There are three types of patents:

  • Utility patents may be granted for any new and useful process, machine, article of manufacture, or compositions of matters, or any new useful improvement thereof.  A utility patent can be maintained for up to twenty years from the date on which the application was filed. 
  • Design patents may be granted for a new, original, and ornamental design for an article of manufacture. The term of design patent is fourteen years from the date the patent is granted.
  • Plant patents may be granted to anyone who invents or discovers and asexually reproduces any distinct and new variety of plants.

Copyrights protect original works of authorship by providing authors the exclusive right to reproduce their works.  Copyright protection is available to published and unpublished works.  The protection arises as soon as the work is fixed in any tangible medium of expression from which it can be perceived, reproduced, or otherwise communicated.  Copyrightable works include:

  • literary works
  • musical works, including accompanying lyrics
  • dramatic works, including accompanying music
  • choreographic works
  • pictorial, graphic, and sculptural works
  • motion pictures and other audio/visual works
  • sound recordings
  • architectural works
Under current copyright law, the term of a copyright for works created after January 1, 1978, is the life of the author plus 70 years.  Terms for anonymous works, pseudonymous works, and works made for hire are the lesser of 95 years from the date of first publication or 120 years from creation.  The duration of copyright terms for works created prior to 1978 varies.  

No formalities are necessary to obtain copyright protection.  However, authors that register their works with the Copyright Office and place a notice of copyright (e.g., ©) on copies of their works are provided certain advantages when enforcing their copyrights under United States copyright law.

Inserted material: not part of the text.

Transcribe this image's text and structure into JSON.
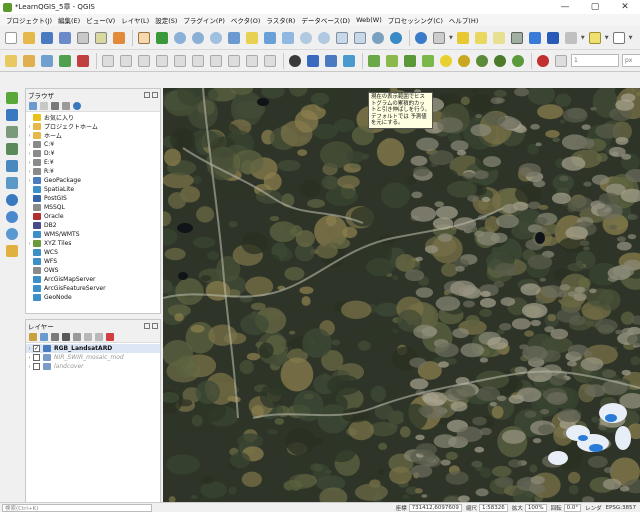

Trademarks are words, phrases, symbols or designs, or combinations of words, phrases, symbols or designs, that identify and distinguish the source of the goods of one party from those of others.  Distinction is a critical element in this definition. Trademark rights are typically granted to words or symbols only for a particular category of goods or services, not to the words or symbols in the abstract.  In order to be protected under trademark laws, a mark must distinguish the origin of its associated goods, must do more than merely describe the goods, and not be confusingly similar to marks used by others.  Obscene marks cannot be registered, nor will they be held valid in a dispute.

Trademark rights in the United States are established in two ways: through actual use in commerce under state law and through registration with the U.S. Trademark Office.  Simply creating a mark is insufficient on its own to qualify for legal protection of the trademark.  Once established, the trademark must be used consistently and continuously in commerce to remain valid.  Failure to do so or misuse of the mark can lead to the loss of exclusive rights in the mark.

Trademarks should be designated any time rights in a mark are claimed. Federal trademarks are generally designated by the ® symbol. Federal trademark law limits use of the ® symbol to those marks that have been registered with the U.S. Trademark Office; however, use of the ® is not mandatory.  Non-registered marks are typically signified by a ™ or  SM designation.

Trade Secrets
A trade secret is information that is economically valuable because it is not publicly known nor easily discovered by others and for which the trade secret holder takes reasonable precautions to maintain its secrecy.  No formalities are required to obtain trade secret protection and the protection endures for as long as the information remains secret.

Unlike patents, copyrights, and trademarks which are protected by federal law, trade secrets are protected primarily by state law.  Forty-five states plus the District of Columbia have enacted laws based on the Uniform Trade Secrets Act.